活動日誌−伊藤けんじ

【22.12.13】リニア中央新幹線工事について(12月議会一般質問)

事故の調査が終わるまではナトム工事を中断すべき

 本年10月27日、JR東海のリニア中央新幹線工事の岐阜県中津川市の瀬戸トンネルで、肌落ちと呼ばれる落盤事故があり、発破後の切り刃の確認に当たっていた作業員二人が死傷しました。その後二週間を空けずして、長野県豊岡村の掘削現場でも同様の事故が起き、作業員がけがをしました。中津川市の瀬戸トンネル近くの山口工区では、2019年にも作業用トンネルの上部が崩落する事故が発生しています。

 事故を受け、JR東海は11月25日、県内でリニア工事を行う施工会社と事故防止に取り組む「安全推進協議会」の初会合を市内の工事事務所で開催しました。初会合後の取材に対し関係者は「調査中、まだお答えできることはない」と述べているように、事故の原因究明と対策の組み立てはようやく始まったばかりです。岐阜県内の4工区と長野の1つの工区の工事は現在も停止しています。

 事故が発生したのはいずれもナトム工法と呼ばれる方法で工事が実施されている場所です。ナトム工法の危険性はリニア新幹線工事に限ったことではありませんが、同じ事業で立て続けに事故が生じていることは看過できません。春日井市における工事区間でも、西尾非常口付近より岐阜方面に向かっては同じ工法で工事が実施されていますので、同様の安全対策が必要です。

 答弁により、春日井市内の工区ではすでに工事が再開されていることが分かりました。
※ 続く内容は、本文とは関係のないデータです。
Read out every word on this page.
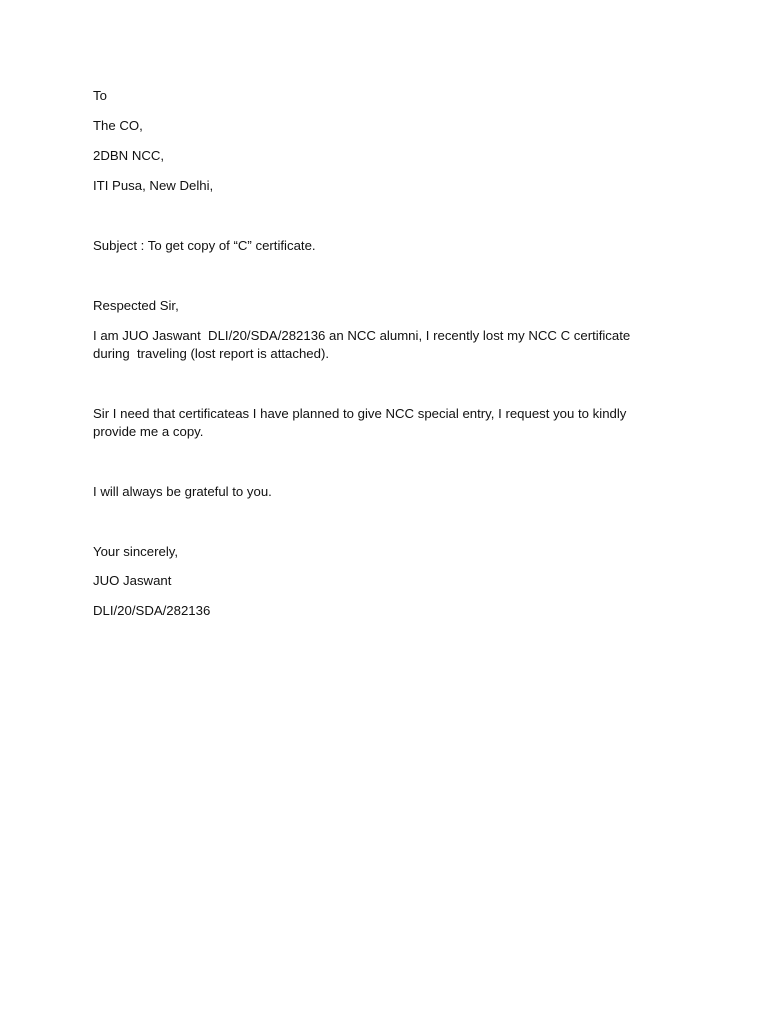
To

The CO,

2DBN NCC,

ITI Pusa, New Delhi,

Subject : To get copy of “C” certificate.

Respected Sir,

I am JUO Jaswant  DLI/20/SDA/282136 an NCC alumni, I recently lost my NCC C certificate
during  traveling (lost report is attached).
Sir I need that certificateas I have planned to give NCC special entry, I request you to kindly
provide me a copy.

I will always be grateful to you.

Your sincerely,

JUO Jaswant

DLI/20/SDA/282136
11月29日に岐阜県知事が会長を務める岐阜県内のリニア沿線の自治体で作る建設期成同盟会が、相次ぐトンネル事故を受け「再発防止策がとられるまで県内のトンネル工事を再開しないよう」JR東海に要望しました。愛知県内の工区のうち、ナトム工法で掘り進められるのは春日井市内だけです。岐阜県とは地続きの場所であり、地質的にも共通している可能性のある場所です。愛知県も足並みをそろえ岐阜県と同様の対応がなされるべきではないでしょうか。そうした動きがないのであれば、該当する春日井市から、働きかけをすべきではないかと求めましたが、市はその考えはないとのことでした。
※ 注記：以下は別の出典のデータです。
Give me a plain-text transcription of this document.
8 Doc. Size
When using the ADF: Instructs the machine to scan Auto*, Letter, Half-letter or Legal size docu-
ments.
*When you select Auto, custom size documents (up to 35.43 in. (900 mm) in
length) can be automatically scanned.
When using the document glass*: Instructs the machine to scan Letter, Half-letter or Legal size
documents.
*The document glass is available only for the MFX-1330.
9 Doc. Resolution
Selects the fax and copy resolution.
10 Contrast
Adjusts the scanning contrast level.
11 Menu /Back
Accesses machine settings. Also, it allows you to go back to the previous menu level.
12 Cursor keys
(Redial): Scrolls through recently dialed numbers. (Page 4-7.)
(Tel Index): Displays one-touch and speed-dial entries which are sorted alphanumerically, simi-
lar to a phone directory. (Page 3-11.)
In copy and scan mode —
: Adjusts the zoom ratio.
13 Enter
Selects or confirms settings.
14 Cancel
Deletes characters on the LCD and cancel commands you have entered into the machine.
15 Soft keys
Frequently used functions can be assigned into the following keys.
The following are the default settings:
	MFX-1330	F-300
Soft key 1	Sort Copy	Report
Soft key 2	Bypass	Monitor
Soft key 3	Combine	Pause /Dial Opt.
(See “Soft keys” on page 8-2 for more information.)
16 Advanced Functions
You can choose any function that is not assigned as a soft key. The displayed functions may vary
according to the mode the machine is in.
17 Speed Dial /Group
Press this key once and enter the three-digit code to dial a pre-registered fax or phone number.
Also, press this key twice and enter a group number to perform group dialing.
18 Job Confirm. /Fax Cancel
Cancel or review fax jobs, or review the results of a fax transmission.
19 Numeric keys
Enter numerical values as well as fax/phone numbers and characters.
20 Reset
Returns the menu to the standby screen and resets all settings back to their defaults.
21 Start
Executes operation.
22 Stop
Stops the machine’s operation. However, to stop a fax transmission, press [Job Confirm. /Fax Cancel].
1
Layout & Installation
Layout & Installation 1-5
家屋調査は部分的にのみ実施される、全線の調査を求める

 9月議会の一般質問では、家屋調査は8月の説明会で具体的に案内のなかった坂下非常口より岐阜県方面の家屋調査も実施する予定であるとの説明でしたが、春日井市内のトンネル通過予定地のすべてで実施されるものか途中までなのか範囲は言明がありませんでした。今議会の質問に対する答弁で、シールド工法で掘る範囲と判明。ナトム工法の区間は深度もあるのでリスクは少ないからとのことです。しかし、岐阜県ではナトム工法の区間で地上に及ぶ事故も発生しており、家屋調査は全面的に実施するよう求めました。